Guha Nilanjan, Desai Parima, Vancura Ales

机构信息

Department of Biological Sciences, St. John's University, Queens, NY 11439, USA.

出版信息

Mol Biol Cell. 2007 Jul;18(7):2419-28. doi: 10.1091/mbc.e06-10-0946. Epub 2007 Apr 11.

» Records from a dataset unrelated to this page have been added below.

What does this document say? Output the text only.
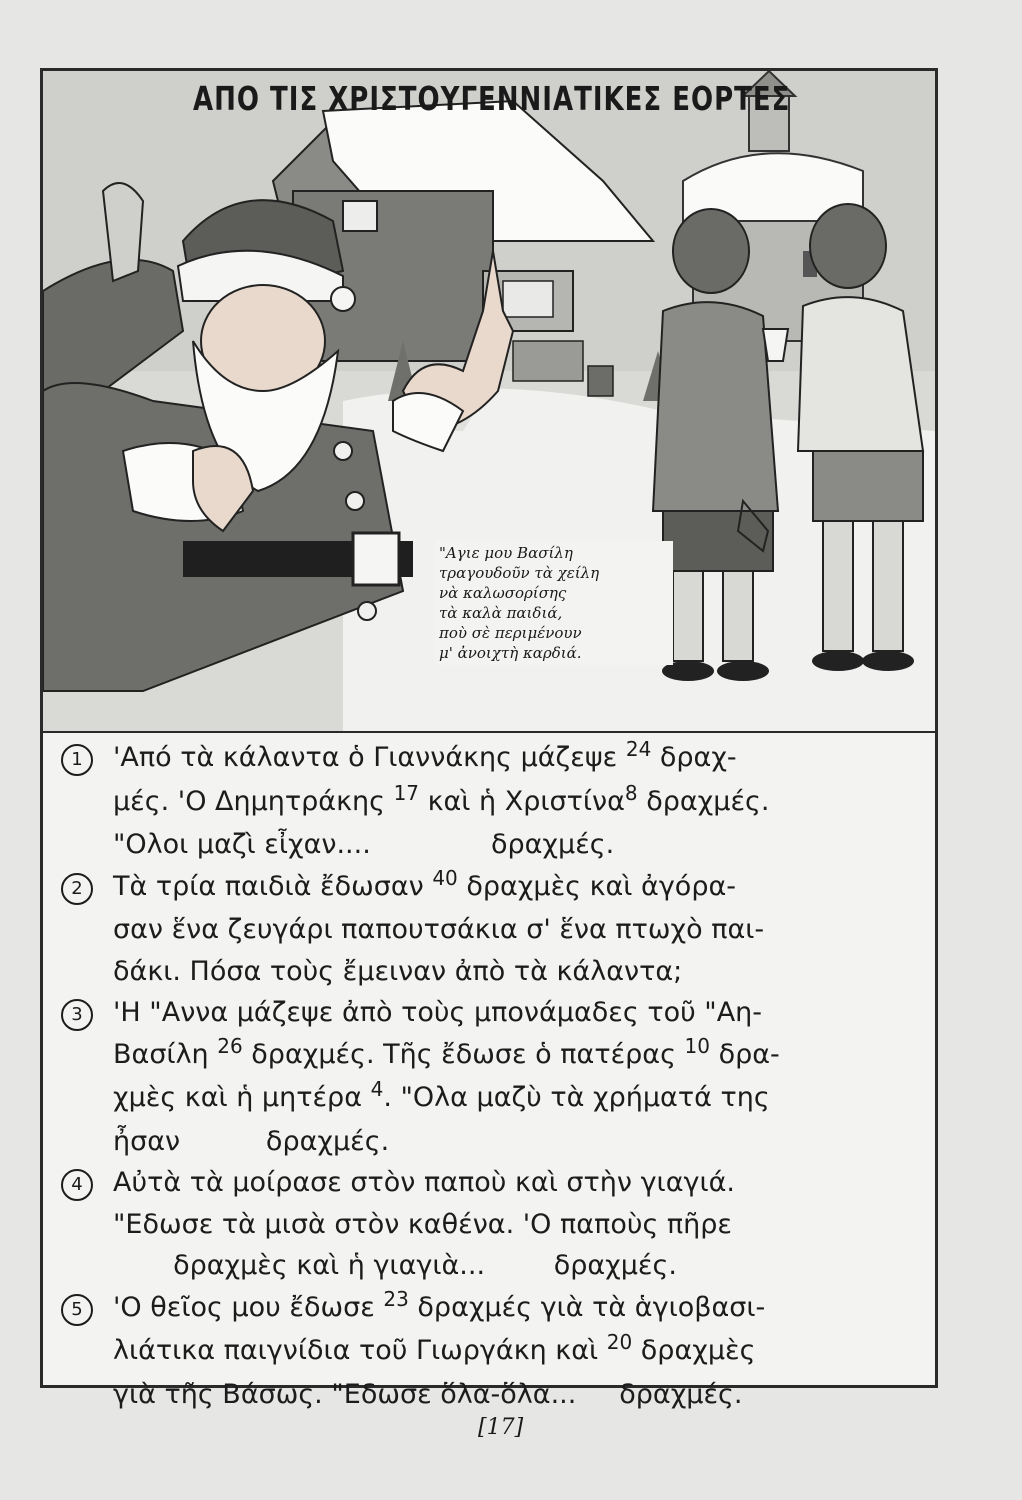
ΑΠΟ ΤΙΣ ΧΡΙΣΤΟΥΓΕΝΝΙΑΤΙΚΕΣ ΕΟΡΤΕΣ
"Αγιε μου Βασίλη
τραγουδοῦν τὰ χείλη
νὰ καλωσορίσης
τὰ καλὰ παιδιά,
ποὺ σὲ περιμένουν
μ' ἀνοιχτὴ καρδιά.
1	'Από τὰ κάλαντα ὁ Γιαννάκης μάζεψε $^{24}$ δραχ-
μές. 'Ο Δημητράκης $^{17}$ καὶ ἡ Χριστίνα$^8$ δραχμές.
"Ολοι μαζὶ εἶχαν....              δραχμές.
2	Τὰ τρία παιδιὰ ἔδωσαν $^{40}$ δραχμὲς καὶ ἀγόρα-
σαν ἕνα ζευγάρι παπουτσάκια σ' ἕνα πτωχὸ παι-
δάκι. Πόσα τοὺς ἔμειναν ἀπὸ τὰ κάλαντα;
3	'Η "Αννα μάζεψε ἀπὸ τοὺς μπονάμαδες τοῦ "Αη-
Βασίλη $^{26}$ δραχμές. Τῆς ἔδωσε ὁ πατέρας $^{10}$ δρα-
χμὲς καὶ ἡ μητέρα $^4$. "Ολα μαζὺ τὰ χρήματά της
ἦσαν          δραχμές.
4	Αὐτὰ τὰ μοίρασε στὸν παποὺ καὶ στὴν γιαγιά.
"Εδωσε τὰ μισὰ στὸν καθένα. 'Ο παποὺς πῆρε
δραχμὲς καὶ ἡ γιαγιὰ...        δραχμές.
5	'Ο θεῖος μου ἔδωσε $^{23}$ δραχμές γιὰ τὰ ἁγιοβασι-
λιάτικα παιγνίδια τοῦ Γιωργάκη καὶ $^{20}$ δραχμὲς
γιὰ τῆς Βάσως. "Εδωσε ὅλα-ὅλα...     δραχμές.
[17]
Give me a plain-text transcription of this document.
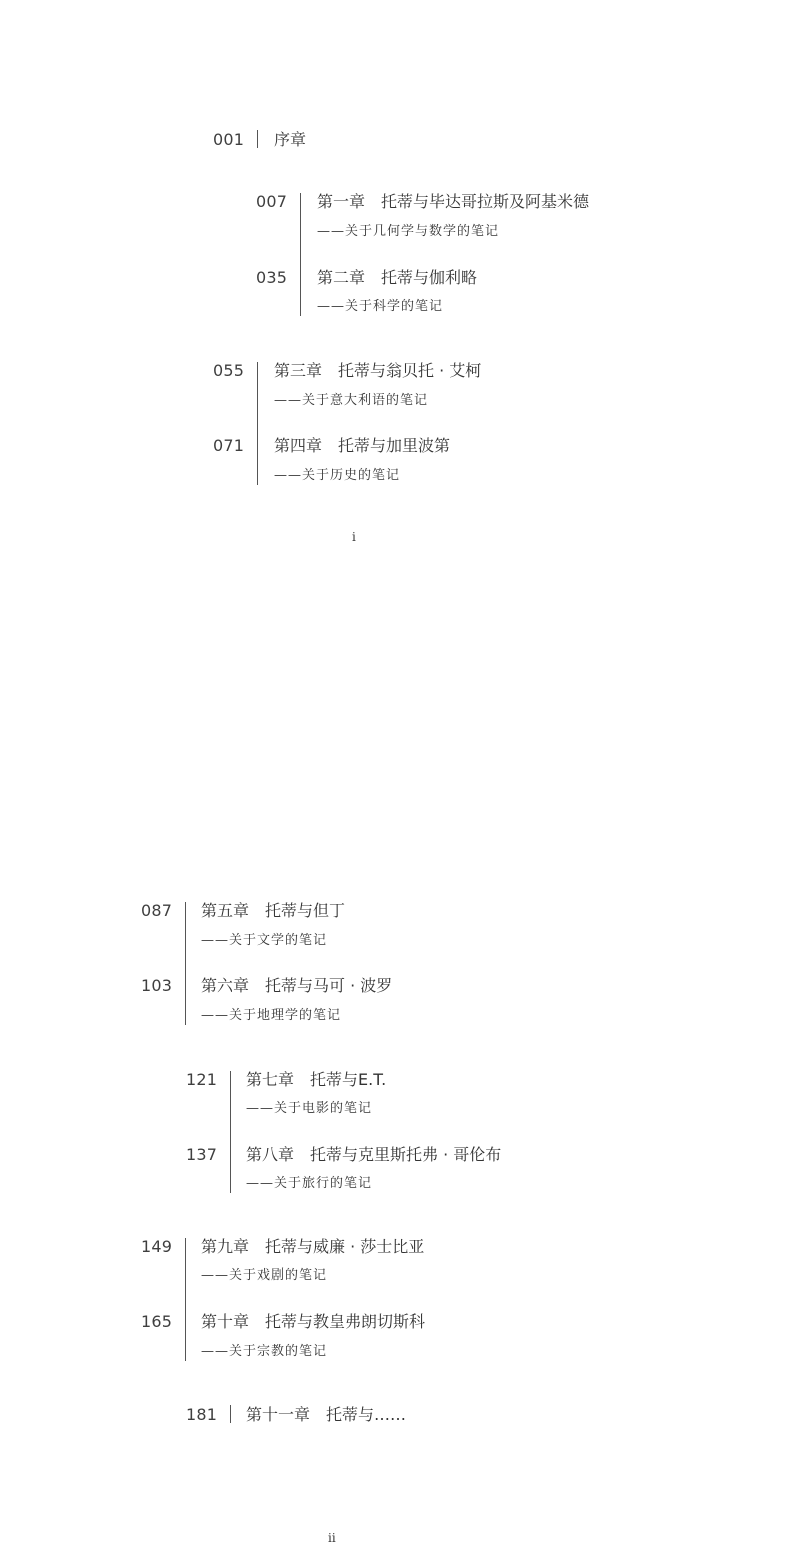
001 序章
007 第一章　托蒂与毕达哥拉斯及阿基米德
——关于几何学与数学的笔记
035 第二章　托蒂与伽利略
——关于科学的笔记
055 第三章　托蒂与翁贝托 · 艾柯
——关于意大利语的笔记
071 第四章　托蒂与加里波第
——关于历史的笔记
i
087 第五章　托蒂与但丁
——关于文学的笔记
103 第六章　托蒂与马可 · 波罗
——关于地理学的笔记
121 第七章　托蒂与E.T.
——关于电影的笔记
137 第八章　托蒂与克里斯托弗 · 哥伦布
——关于旅行的笔记
149 第九章　托蒂与威廉 · 莎士比亚
——关于戏剧的笔记
165 第十章　托蒂与教皇弗朗切斯科
——关于宗教的笔记
181 第十一章　托蒂与……
ii
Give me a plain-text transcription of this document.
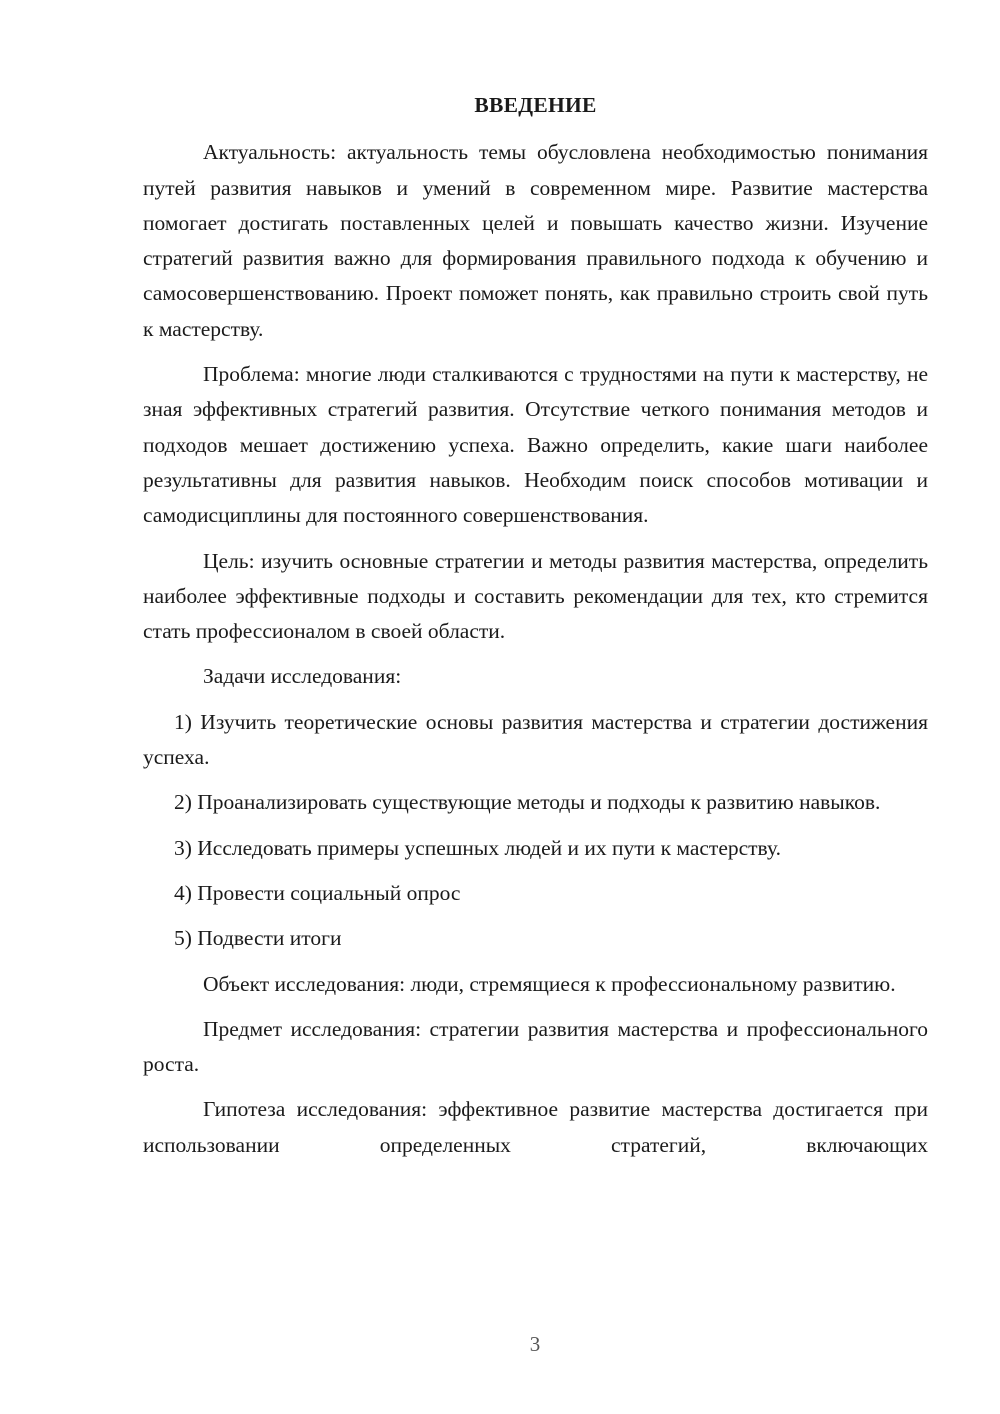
ВВЕДЕНИЕ

Актуальность: актуальность темы обусловлена необходимостью понимания путей развития навыков и умений в современном мире. Развитие мастерства помогает достигать поставленных целей и повышать качество жизни. Изучение стратегий развития важно для формирования правильного подхода к обучению и самосовершенствованию. Проект поможет понять, как правильно строить свой путь к мастерству.

Проблема: многие люди сталкиваются с трудностями на пути к мастерству, не зная эффективных стратегий развития. Отсутствие четкого понимания методов и подходов мешает достижению успеха. Важно определить, какие шаги наиболее результативны для развития навыков. Необходим поиск способов мотивации и самодисциплины для постоянного совершенствования.

Цель: изучить основные стратегии и методы развития мастерства, определить наиболее эффективные подходы и составить рекомендации для тех, кто стремится стать профессионалом в своей области.

Задачи исследования:

1) Изучить теоретические основы развития мастерства и стратегии достижения успеха.

2) Проанализировать существующие методы и подходы к развитию навыков.

3) Исследовать примеры успешных людей и их пути к мастерству.

4) Провести социальный опрос

5) Подвести итоги

Объект исследования: люди, стремящиеся к профессиональному развитию.

Предмет исследования: стратегии развития мастерства и профессионального роста.

Гипотеза исследования: эффективное развитие мастерства достигается при использовании определенных стратегий, включающих

3
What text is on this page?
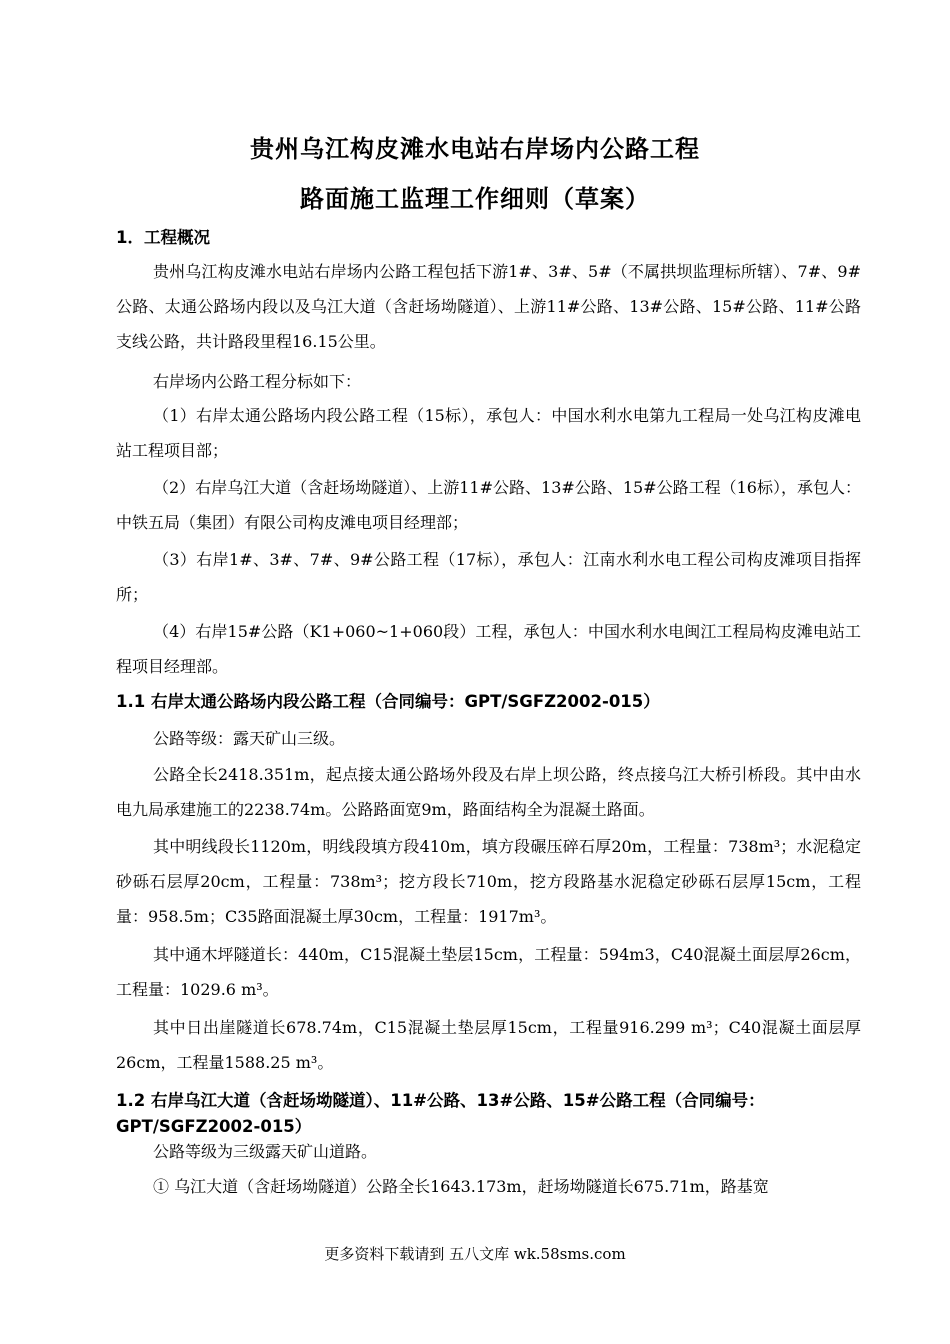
贵州乌江构皮滩水电站右岸场内公路工程
路面施工监理工作细则（草案）
1．工程概况
贵州乌江构皮滩水电站右岸场内公路工程包括下游1#、3#、5#（不属拱坝监理标所辖）、7#、9#公路、太通公路场内段以及乌江大道（含赶场坳隧道）、上游11#公路、13#公路、15#公路、11#公路支线公路，共计路段里程16.15公里。
右岸场内公路工程分标如下：
（1）右岸太通公路场内段公路工程（15标），承包人：中国水利水电第九工程局一处乌江构皮滩电站工程项目部；
（2）右岸乌江大道（含赶场坳隧道）、上游11#公路、13#公路、15#公路工程（16标），承包人：中铁五局（集团）有限公司构皮滩电项目经理部；
（3）右岸1#、3#、7#、9#公路工程（17标），承包人：江南水利水电工程公司构皮滩项目指挥所；
（4）右岸15#公路（K1+060~1+060段）工程，承包人：中国水利水电闽江工程局构皮滩电站工程项目经理部。
1.1 右岸太通公路场内段公路工程（合同编号：GPT/SGFZ2002-015）
公路等级：露天矿山三级。
公路全长2418.351m，起点接太通公路场外段及右岸上坝公路，终点接乌江大桥引桥段。其中由水电九局承建施工的2238.74m。公路路面宽9m，路面结构全为混凝土路面。
其中明线段长1120m，明线段填方段410m，填方段碾压碎石厚20m，工程量：738m³；水泥稳定砂砾石层厚20cm，工程量：738m³；挖方段长710m，挖方段路基水泥稳定砂砾石层厚15cm，工程量：958.5m；C35路面混凝土厚30cm，工程量：1917m³。
其中通木坪隧道长：440m，C15混凝土垫层15cm，工程量：594m3，C40混凝土面层厚26cm，工程量：1029.6 m³。
其中日出崖隧道长678.74m，C15混凝土垫层厚15cm，工程量916.299 m³；C40混凝土面层厚26cm，工程量1588.25 m³。
1.2 右岸乌江大道（含赶场坳隧道）、11#公路、13#公路、15#公路工程（合同编号：GPT/SGFZ2002-015）
公路等级为三级露天矿山道路。
① 乌江大道（含赶场坳隧道）公路全长1643.173m，赶场坳隧道长675.71m，路基宽
更多资料下载请到 五八文库 wk.58sms.com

DOI:10.1091/mbc.e06-10-0946
PMID:17429070
原文链接:https://pmc.ncbi.nlm.nih.gov/articles/PMC1924823/
Abstract

In Saccharomyces cerevisiae, many osmotically inducible genes are regulated by the Sko1p-Ssn6p-Tup1p complex. On osmotic shock, the MAP kinase Hog1p associates with this complex, phosphorylates Sko1p, and converts it into an activator that subsequently recruits Swi/Snf and SAGA complexes. We have found that phospholipase C (Plc1p encoded by PLC1) is required for derepression of Sko1p-Ssn6p-Tup1p-controlled osmoinducible genes upon osmotic shock. Although plc1Delta mutation affects the assembly of the preinitiation complex after osmotic shock, it does not affect the recruitment of Hog1p and Swi/Snf complex at these promoters. However, Plc1p facilitates osmotic shock-induced recruitment of the SAGA complex. Like plc1Delta cells, SAGA mutants are osmosensitive and display compromised expression of osmotically inducible genes. The reduced binding of SAGA to Sko1p-Ssn6p-Tup1p-repressed promoters in plc1Delta cells does not correlate with reduced histone acetylation. However, SAGA functions at these promoters to facilitate recruitment of the TATA-binding protein. The results thus provide evidence that Plc1p and inositol polyphosphates affect derepression of Sko1p-Ssn6p-Tup1p-controlled genes by a mechanism that involves recruitment of the SAGA complex and TATA-binding protein.

摘要

在酿酒酵母中,许多渗透诱导基因受Sko1p-Ssn6p-Tup1p复合物调控。在渗透应激时,丝裂原活化蛋白激酶Hog1p与该复合物结合,使Sko1p磷酸化,并将其转化为激活剂,随后该激活剂招募Swi/Snf和SAGA复合物。我们发现,磷脂酶C(由PLC1编码的Plc1p)是渗透应激时Sko1p-Ssn6p-Tup1p控制的渗透诱导基因去阻遏所必需的。尽管plc1Δ突变影响渗透应激后起始前复合物的组装,但它不影响Hog1p和Swi/Snf复合物在这些启动子处的招募。然而,Plc1p促进渗透应激诱导的SAGA复合物的招募。与plc1Δ细胞一样,SAGA突变体对渗透敏感,并且渗透诱导基因的表达受损。plc1Δ细胞中SAGA与Sko1p-Ssn6p-Tup1p抑制的启动子结合减少与组蛋白乙酰化减少无关。然而,SAGA在这些启动子处发挥作用以促进TATA结合蛋白的招募。因此,结果提供了证据表明Plc1p和肌醇多磷酸通过涉及招募SAGA复合物和TATA结合蛋白的机制影响Sko1p-Ssn6p-Tup1p控制基因的去阻遏。